Mechanical, topographical and chemical cues combined with physical therapy for peripheral nerve injuries.

Aim: The aim of this paper is to evaluate biomaterial cues combined with physical therapy (PT) on functional recovery in a rat sciatic nerve injury model. Materials & methods: Nerve growth conduits were filled with longitudinally aligned hyaluronic acid fibers and microspheres containing neurotrophic factor (growth factor [GF]). All animals received behavior and functional testing throughout the study, which concluded with measurement of compound muscle action potentials and contractile force of the gastrocnemius muscle. Results & conclusion: Including GF improved recovery of gross motor function and increased sensory pain sensation. During the 4 weeks that animals participated in PT, these groups showed higher static sciatic index scores. Including GF and PT has the potential to improve clinical outcomes following peripheral nerve injury.

Combining growth factor releasing microspheres within aligned nanofibers enhances neurite outgrowth.

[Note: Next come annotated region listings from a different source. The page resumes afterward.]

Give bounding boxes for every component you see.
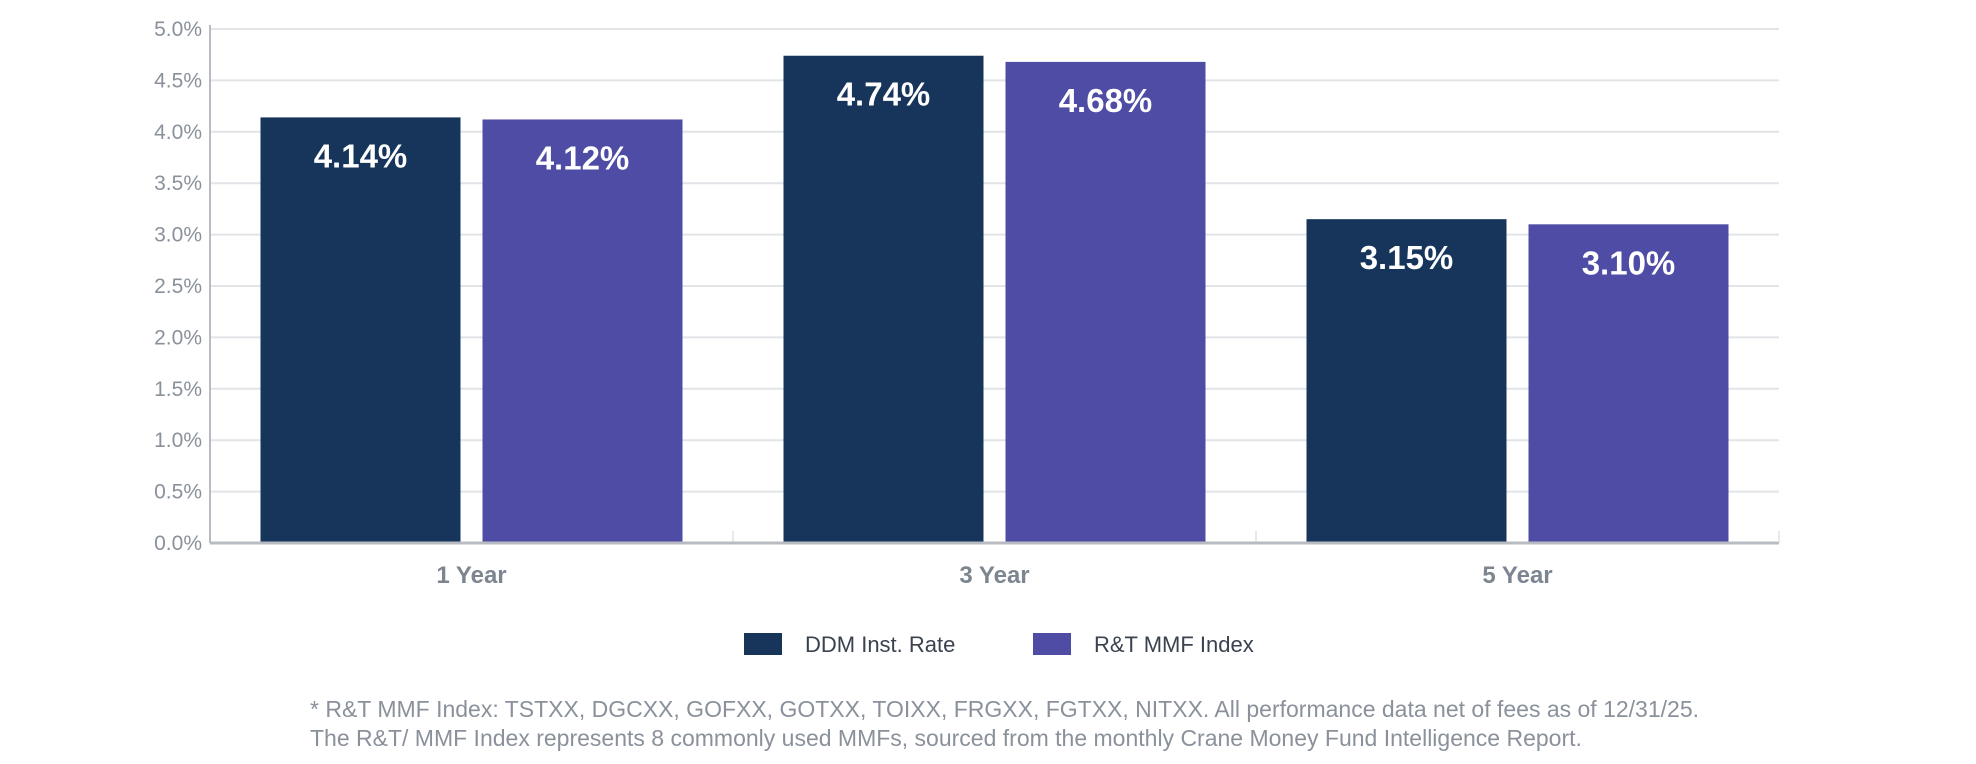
legend-label: R&T MMF Index (1094, 632, 1254, 657)
bar-value-label: 4.68% (1059, 82, 1153, 119)
x-category-label: 1 Year (436, 562, 506, 589)
footnote-line-2: The R&T/ MMF Index represents 8 commonly… (310, 725, 1582, 751)
x-category-label: 5 Year (1482, 562, 1552, 589)
y-tick-label: 4.5% (154, 69, 202, 92)
x-category-label: 3 Year (959, 562, 1029, 589)
y-tick-label: 3.5% (154, 172, 202, 195)
y-tick-label: 4.0% (154, 121, 202, 144)
bar-value-label: 3.15% (1360, 239, 1454, 276)
bar-ddm (783, 55, 984, 544)
legend-swatch (744, 633, 782, 655)
bar-value-label: 4.12% (536, 139, 630, 176)
footnote-line-1: * R&T MMF Index: TSTXX, DGCXX, GOFXX, GO… (310, 696, 1700, 722)
y-tick-label: 3.0% (154, 224, 202, 247)
y-tick-label: 1.0% (154, 429, 202, 452)
bar-value-label: 4.14% (314, 137, 408, 174)
bar-ddm (260, 117, 461, 544)
bar-index (482, 119, 683, 544)
bar-index (1528, 224, 1729, 543)
y-tick-label: 2.0% (154, 326, 202, 349)
legend-label: DDM Inst. Rate (805, 632, 955, 657)
y-tick-label: 0.5% (154, 481, 202, 504)
y-tick-label: 0.0% (154, 532, 202, 555)
bar-value-label: 4.74% (837, 76, 931, 113)
legend-swatch (1033, 633, 1071, 655)
bar-ddm (1306, 219, 1507, 543)
y-tick-label: 1.5% (154, 378, 202, 401)
y-tick-label: 5.0% (154, 18, 202, 41)
bar-value-label: 3.10% (1582, 244, 1676, 281)
y-tick-label: 2.5% (154, 275, 202, 298)
bar-chart: 0.0% 0.5% 1.0% 1.5% 2.0% 2.5% 3.0% 3.5% 4.0% 4.5%… (154, 18, 1780, 657)
bar-index (1005, 61, 1206, 544)
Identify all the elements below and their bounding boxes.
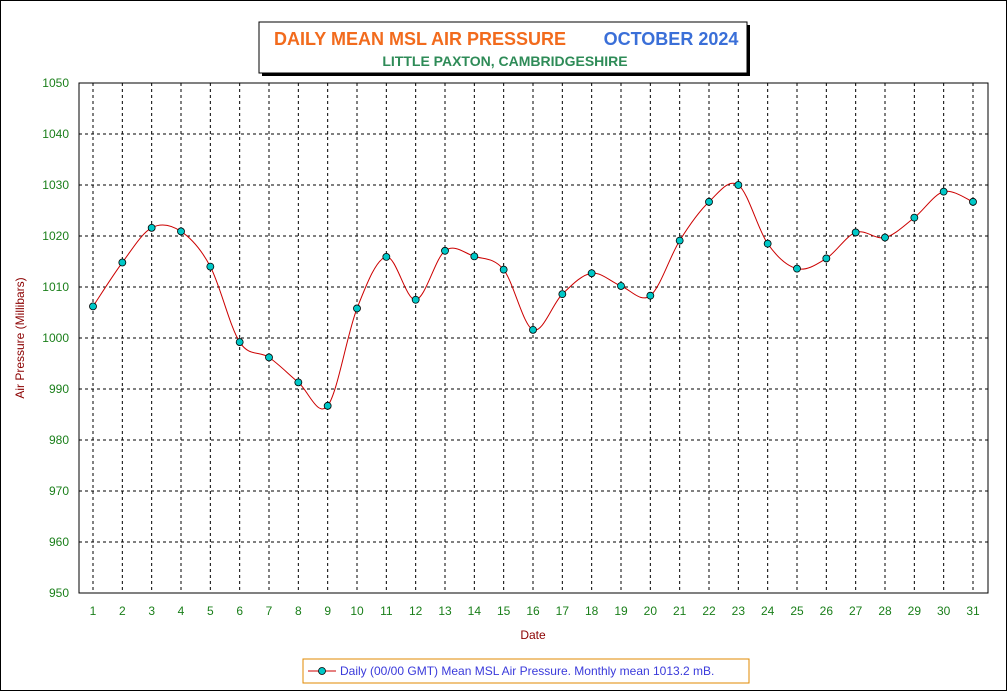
chart-title: DAILY MEAN MSL AIR PRESSURE	[274, 29, 566, 49]
data-point	[881, 233, 889, 242]
x-tick-label: 18	[585, 604, 599, 618]
data-point	[910, 213, 919, 222]
data-point	[734, 181, 743, 189]
data-point	[411, 295, 420, 304]
data-point	[470, 252, 479, 261]
x-tick-label: 24	[761, 604, 775, 618]
x-tick-label: 1	[90, 604, 97, 618]
data-point	[822, 254, 831, 263]
data-point	[617, 282, 625, 290]
legend-box	[302, 658, 750, 684]
x-tick-label: 16	[526, 604, 540, 618]
data-point	[265, 353, 273, 362]
data-point	[587, 269, 596, 278]
y-tick-label: 1010	[42, 280, 69, 294]
y-tick-label: 1050	[42, 76, 69, 90]
y-tick-label: 990	[49, 382, 69, 396]
data-point	[763, 239, 772, 248]
legend: Daily (00/00 GMT) Mean MSL Air Pressure.…	[302, 658, 750, 684]
x-tick-label: 10	[350, 604, 364, 618]
y-tick-label: 950	[49, 586, 69, 600]
x-tick-label: 5	[207, 604, 214, 618]
x-tick-label: 21	[673, 604, 687, 618]
grid-lines	[79, 83, 988, 593]
data-point	[705, 197, 713, 206]
x-tick-label: 29	[908, 604, 922, 618]
x-tick-label: 19	[614, 604, 628, 618]
y-tick-label: 960	[49, 535, 69, 549]
y-tick-label: 1040	[42, 127, 69, 141]
x-tick-label: 20	[644, 604, 658, 618]
data-point	[441, 246, 449, 255]
series-markers	[89, 181, 977, 410]
data-point	[235, 338, 244, 346]
data-point	[353, 304, 361, 313]
data-point	[558, 290, 567, 299]
chart-title-month: OCTOBER 2024	[604, 29, 739, 49]
data-point	[177, 227, 185, 236]
x-tick-label: 4	[178, 604, 185, 618]
x-tick-label: 17	[556, 604, 570, 618]
data-point	[939, 187, 948, 196]
x-tick-label: 8	[295, 604, 302, 618]
y-tick-label: 1000	[42, 331, 69, 345]
title-box-panel	[258, 21, 748, 74]
chart-subtitle: LITTLE PAXTON, CAMBRIDGESHIRE	[382, 53, 627, 69]
data-point	[675, 236, 684, 245]
legend-entry: Daily (00/00 GMT) Mean MSL Air Pressure.…	[340, 664, 714, 678]
y-axis-ticks: 950 960 970 980 990 1000 1010 1020 1030 1040 1050	[42, 76, 69, 600]
x-tick-label: 26	[820, 604, 834, 618]
x-tick-label: 6	[236, 604, 243, 618]
data-point	[147, 223, 156, 232]
x-axis-ticks: 1 2 3 4 5 6 7 8 9 10 11 12 13 14 15 16 17 18 19 20 21 22 23 24 2…	[90, 604, 980, 618]
x-tick-label: 31	[966, 604, 980, 618]
data-point	[499, 265, 508, 274]
x-tick-label: 28	[878, 604, 892, 618]
data-point	[323, 401, 332, 410]
x-tick-label: 9	[324, 604, 331, 618]
x-tick-label: 30	[937, 604, 951, 618]
x-tick-label: 2	[119, 604, 126, 618]
x-tick-label: 3	[148, 604, 155, 618]
y-tick-label: 1030	[42, 178, 69, 192]
x-tick-label: 23	[732, 604, 746, 618]
data-point	[529, 325, 537, 334]
data-point	[793, 264, 801, 273]
x-tick-label: 15	[497, 604, 511, 618]
data-point	[206, 262, 215, 271]
x-tick-label: 11	[380, 604, 393, 618]
data-point	[118, 258, 127, 267]
x-tick-label: 27	[849, 604, 863, 618]
x-tick-label: 14	[468, 604, 482, 618]
x-tick-label: 12	[409, 604, 423, 618]
x-tick-label: 22	[702, 604, 716, 618]
data-point	[646, 291, 655, 300]
y-tick-label: 970	[49, 484, 69, 498]
y-axis-label: Air Pressure (Millibars)	[13, 277, 27, 398]
y-tick-label: 1020	[42, 229, 69, 243]
y-tick-label: 980	[49, 433, 69, 447]
data-point	[851, 228, 860, 237]
x-axis-label: Date	[520, 628, 546, 642]
data-point	[89, 302, 97, 311]
x-tick-label: 7	[266, 604, 273, 618]
x-tick-label: 13	[438, 604, 452, 618]
title-box: DAILY MEAN MSL AIR PRESSURE OCTOBER 2024…	[258, 21, 750, 76]
data-point	[969, 197, 977, 206]
legend-marker-swatch	[318, 667, 326, 675]
x-tick-label: 25	[790, 604, 804, 618]
data-point	[382, 253, 391, 261]
data-point	[294, 378, 303, 387]
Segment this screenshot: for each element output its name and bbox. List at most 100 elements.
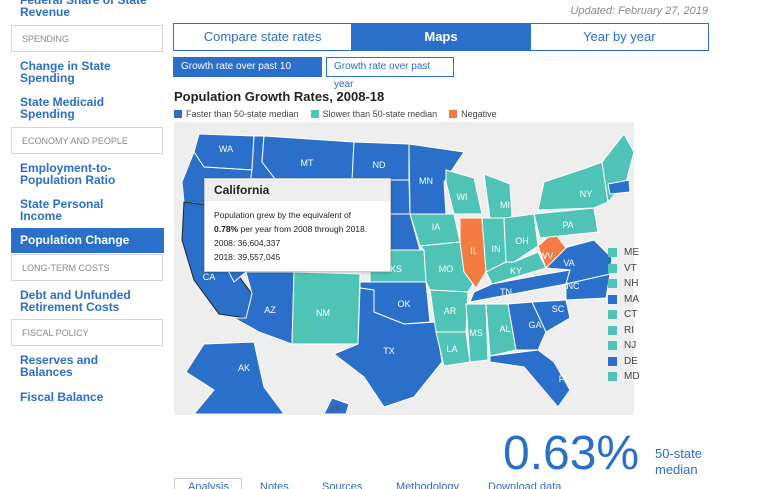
- view-tabs: Compare state rates Maps Year by year: [173, 23, 709, 51]
- state-label-ks: KS: [390, 264, 402, 274]
- legend-swatch-faster: [174, 110, 182, 118]
- small-state-md[interactable]: MD: [608, 369, 640, 385]
- small-state-swatch: [608, 294, 617, 304]
- state-label-mi: MI: [500, 200, 510, 210]
- tab-year-by-year[interactable]: Year by year: [583, 29, 656, 44]
- median-label-line1: 50-state: [655, 446, 702, 461]
- legend-swatch-slower: [310, 110, 319, 118]
- sidebar-link-federal-share[interactable]: Federal Share of State Revenue: [20, 0, 147, 19]
- tab-analysis[interactable]: [174, 478, 242, 489]
- legend-faster: Faster than 50-state median: [174, 109, 299, 119]
- sidebar-link-income[interactable]: State Personal Income: [20, 197, 104, 223]
- tab-maps[interactable]: Maps: [352, 24, 531, 50]
- state-label-az: AZ: [264, 305, 276, 315]
- sidebar-link-employment[interactable]: Employment-to-Population Ratio: [20, 161, 116, 187]
- sidebar-link-reserves[interactable]: Reserves and Balances: [20, 353, 99, 379]
- tooltip-rate: 0.78%: [214, 224, 239, 234]
- sidebar-link-medicaid[interactable]: State Medicaid Spending: [20, 95, 105, 121]
- state-ga[interactable]: [507, 301, 547, 351]
- tab-compare-state-rates[interactable]: Compare state rates: [174, 24, 353, 50]
- state-label-il: IL: [470, 246, 478, 256]
- sidebar-link-population[interactable]: Population Change: [11, 228, 164, 253]
- state-label-ia: IA: [432, 222, 441, 232]
- sidebar-link-change-spending[interactable]: Change in State Spending: [20, 59, 111, 85]
- state-wi[interactable]: [445, 169, 483, 215]
- tab-notes[interactable]: Notes: [260, 481, 289, 489]
- state-label-in: IN: [492, 244, 501, 254]
- state-pa[interactable]: [533, 207, 599, 239]
- tab-analysis-label[interactable]: Analysis: [188, 481, 229, 489]
- state-oh[interactable]: [503, 213, 539, 263]
- small-state-nj[interactable]: NJ: [608, 338, 640, 354]
- small-state-label: NJ: [624, 340, 637, 352]
- subtab-past-year-growth[interactable]: Growth rate over past year: [326, 57, 454, 90]
- sidebar-link-debt[interactable]: Debt and Unfunded Retirement Costs: [20, 288, 131, 314]
- state-mi[interactable]: [483, 173, 513, 219]
- state-label-fl: FL: [559, 374, 570, 384]
- median-value: 0.63%: [503, 427, 640, 480]
- state-label-ms: MS: [469, 328, 483, 338]
- small-state-label: NH: [624, 278, 639, 290]
- sidebar-category-spending: SPENDING: [11, 25, 163, 52]
- small-state-vt[interactable]: VT: [608, 261, 640, 277]
- small-state-ma[interactable]: MA: [608, 292, 640, 308]
- tab-sources[interactable]: Sources: [322, 481, 363, 489]
- tab-download-data[interactable]: Download data: [488, 481, 562, 489]
- state-ak[interactable]: [185, 341, 285, 415]
- state-ny[interactable]: [537, 161, 609, 211]
- tooltip-line2: 0.78% per year from 2008 through 2018.: [214, 222, 381, 236]
- small-state-swatch: [608, 263, 617, 273]
- tooltip-state-name: California: [205, 179, 390, 201]
- state-sc[interactable]: [531, 299, 571, 333]
- legend-negative: Negative: [449, 109, 497, 119]
- state-label-pa: PA: [562, 220, 573, 230]
- small-state-swatch: [608, 310, 617, 320]
- sidebar-link-fiscal-balance[interactable]: Fiscal Balance: [20, 390, 104, 404]
- state-label-hi: HI: [332, 403, 341, 413]
- state-label-wa: WA: [219, 144, 233, 154]
- state-label-nd: ND: [373, 160, 386, 170]
- state-label-oh: OH: [515, 236, 529, 246]
- state-label-al: AL: [499, 324, 510, 334]
- small-state-label: DE: [624, 355, 638, 367]
- small-state-nh[interactable]: NH: [608, 276, 640, 292]
- state-label-wi: WI: [457, 192, 468, 202]
- small-state-label: ME: [624, 247, 639, 259]
- small-state-label: MD: [624, 371, 640, 383]
- state-hi[interactable]: [323, 397, 350, 415]
- small-states-legend: ME VT NH MA CT RI NJ DE MD: [608, 245, 640, 385]
- tab-methodology[interactable]: Methodology: [396, 481, 459, 489]
- small-state-ct[interactable]: CT: [608, 307, 640, 323]
- sidebar: Federal Share of State Revenue SPENDING …: [0, 0, 165, 489]
- legend-swatch-negative: [449, 110, 458, 118]
- state-tx[interactable]: [333, 287, 443, 408]
- state-fl[interactable]: [489, 349, 571, 408]
- state-label-ak: AK: [238, 363, 250, 373]
- small-state-swatch: [608, 325, 617, 335]
- small-state-label: CT: [624, 309, 638, 321]
- map-title: Population Growth Rates, 2008-18: [174, 89, 385, 104]
- median-label: 50-state median: [655, 446, 702, 478]
- state-ma[interactable]: [607, 179, 631, 195]
- tooltip-line2-text: per year from 2008 through 2018.: [240, 224, 368, 234]
- state-ms[interactable]: [465, 303, 489, 363]
- state-nm[interactable]: [291, 271, 361, 345]
- state-label-sc: SC: [552, 304, 565, 314]
- state-tooltip: California Population grew by the equiva…: [204, 178, 391, 272]
- state-mn[interactable]: [408, 143, 465, 215]
- subtab-ten-year-growth[interactable]: Growth rate over past 10 years: [173, 57, 322, 90]
- state-label-tx: TX: [383, 346, 395, 356]
- tooltip-body: Population grew by the equivalent of 0.7…: [205, 201, 390, 271]
- state-label-va: VA: [563, 258, 574, 268]
- state-label-tn: TN: [500, 287, 512, 297]
- sidebar-category-long-term: LONG-TERM COSTS: [11, 254, 163, 281]
- sidebar-category-fiscal: FISCAL POLICY: [11, 319, 163, 346]
- small-state-swatch: [608, 341, 617, 351]
- small-state-me[interactable]: ME: [608, 245, 640, 261]
- tooltip-line1: Population grew by the equivalent of: [214, 210, 352, 220]
- state-label-ca: CA: [203, 272, 216, 282]
- small-state-swatch: [608, 356, 617, 366]
- small-state-de[interactable]: DE: [608, 354, 640, 370]
- small-state-ri[interactable]: RI: [608, 323, 640, 339]
- map-legend: Faster than 50-state median Slower than …: [174, 109, 497, 119]
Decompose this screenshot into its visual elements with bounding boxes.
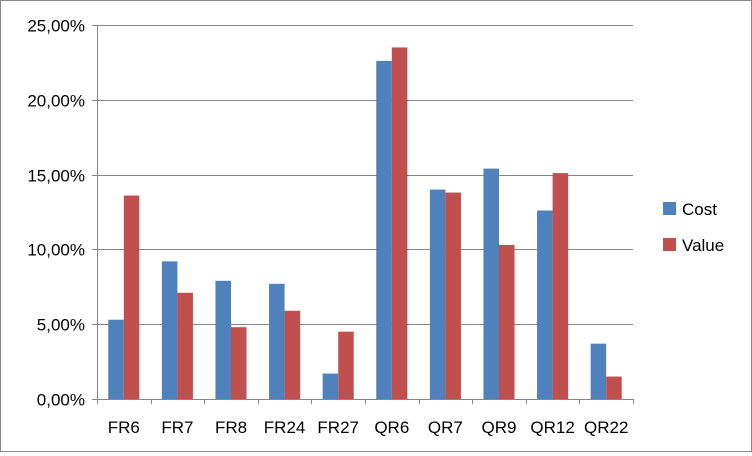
legend-swatch-value [663,238,676,251]
axes: 0,00% 5,00% 10,00% 15,00% 20,00% 25,00% FR6 FR7… [27,17,634,437]
bar-value-fr27 [338,331,354,399]
x-tick-label: QR6 [374,418,409,437]
bar-value-qr6 [391,47,408,399]
bar-value-qr22 [606,376,622,399]
bar-value-qr9 [499,244,515,399]
bar-cost-qr9 [483,168,499,399]
bars [108,47,622,400]
legend-label-value: Value [682,236,724,255]
y-tick-label: 5,00% [37,316,85,335]
y-tick-label: 10,00% [27,241,85,260]
bar-cost-fr8 [215,280,231,399]
x-tick-label: FR6 [108,418,140,437]
y-tick-label: 20,00% [27,92,85,111]
bar-value-qr7 [445,192,461,399]
bar-cost-fr6 [108,319,124,399]
legend-label-cost: Cost [682,200,717,219]
legend-swatch-cost [663,202,676,215]
bar-cost-qr7 [429,189,446,399]
bar-value-fr7 [177,292,193,399]
y-tick-label: 0,00% [37,391,85,410]
bar-cost-qr12 [537,210,553,399]
x-tick-label: QR9 [482,418,517,437]
bar-value-fr6 [123,195,140,399]
bar-cost-qr6 [376,60,392,400]
x-tick-label: QR12 [530,418,574,437]
bar-cost-qr22 [590,343,607,399]
y-tick-label: 25,00% [27,17,85,36]
x-tick-label: QR22 [584,418,628,437]
legend: Cost Value [663,200,724,255]
bar-value-fr8 [231,327,247,399]
x-tick-label: FR27 [317,418,359,437]
x-tick-label: QR7 [428,418,463,437]
bar-cost-fr24 [269,283,285,399]
bar-cost-fr27 [322,373,339,399]
x-tick-label: FR7 [161,418,193,437]
x-tick-label: FR8 [215,418,247,437]
x-tick-label: FR24 [264,418,306,437]
bar-value-qr12 [552,173,569,399]
y-tick-label: 15,00% [27,167,85,186]
bar-cost-fr7 [161,261,178,399]
bar-value-fr24 [284,310,301,399]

Current treatments for peripheral nerve injuries include autografts, the gold standard, and commercially available nerve growth conduits (NGCs). Autografts have several drawbacks including donor site morbidity and nerve size mismatch, which lead to incomplete recovery. However, even with these drawbacks, autografts work better then commercially available NGCs that lack sufficient cues to promote complete regeneration. This study evaluated a combination of biomaterial components that can be added to the hollow internal space of a NGC to promote and direct nerve regeneration; specifically, mechanical, chemical, and topographical cues. Methacrylated hyaluronic acid (MeHA, mechanical cue) is electrospun into aligned fibers (topographical cue), with poly-lactic-co-glycolic acid microspheres to deliver nerve growth factor (NGF, chemical cue). The properties of the scaffold were evaluated under physiological conditions using environmental scanning electron microscopy and mechanical testing. The resulting scaffolds have hydrated porosities of 35-55% and Young's modulus in the range of 0.43-2.86 MPa. Enzyme-linked immunosorbent assay showed that NGF is released from the microspheres for up to 4 weeks. Dorsal root ganglia (DRG) neurons showed that the released NGF is bioactive. DRG testing on the scaffolds also showed that the combination of NGF released from the microspheres and the aligned nanofibers significantly enhanced neurite outgrowth. © 2017 Wiley Periodicals, Inc. J Biomed Mater Res Part A: 106A: 17-25, 2018.

Electrospinning growth factor releasing microspheres into fibrous scaffolds.

This procedure describes a method to fabricate a multifaceted substrate to direct nerve cell growth. This system incorporates mechanical, topographical, adhesive and chemical signals. Mechanical properties are controlled by the type of material used to fabricate the electrospun fibers. In this protocol we use 30% methacrylated Hyaluronic Acid (HA), which has a tensile modulus of ~500 Pa, to produce a soft fibrous scaffold. Electrospinning on to a rotating mandrel produces aligned fibers to create a topographical cue. Adhesion is achieved by coating the scaffold with fibronectin. The primary challenge addressed herein is providing a chemical signal throughout the depth of the scaffold for extended periods. This procedure describes fabricating poly(lactic-co-glycolic acid) (PLGA) microspheres that contain Nerve Growth Factor (NGF) and directly impregnating the scaffold with these microspheres during the electrospinning process. Due to the harsh production environment, including high sheer forces and electrical charges, protein viability is measured after production. The system provides protein release for over 60 days and has been shown to promote primary nerve cell growth.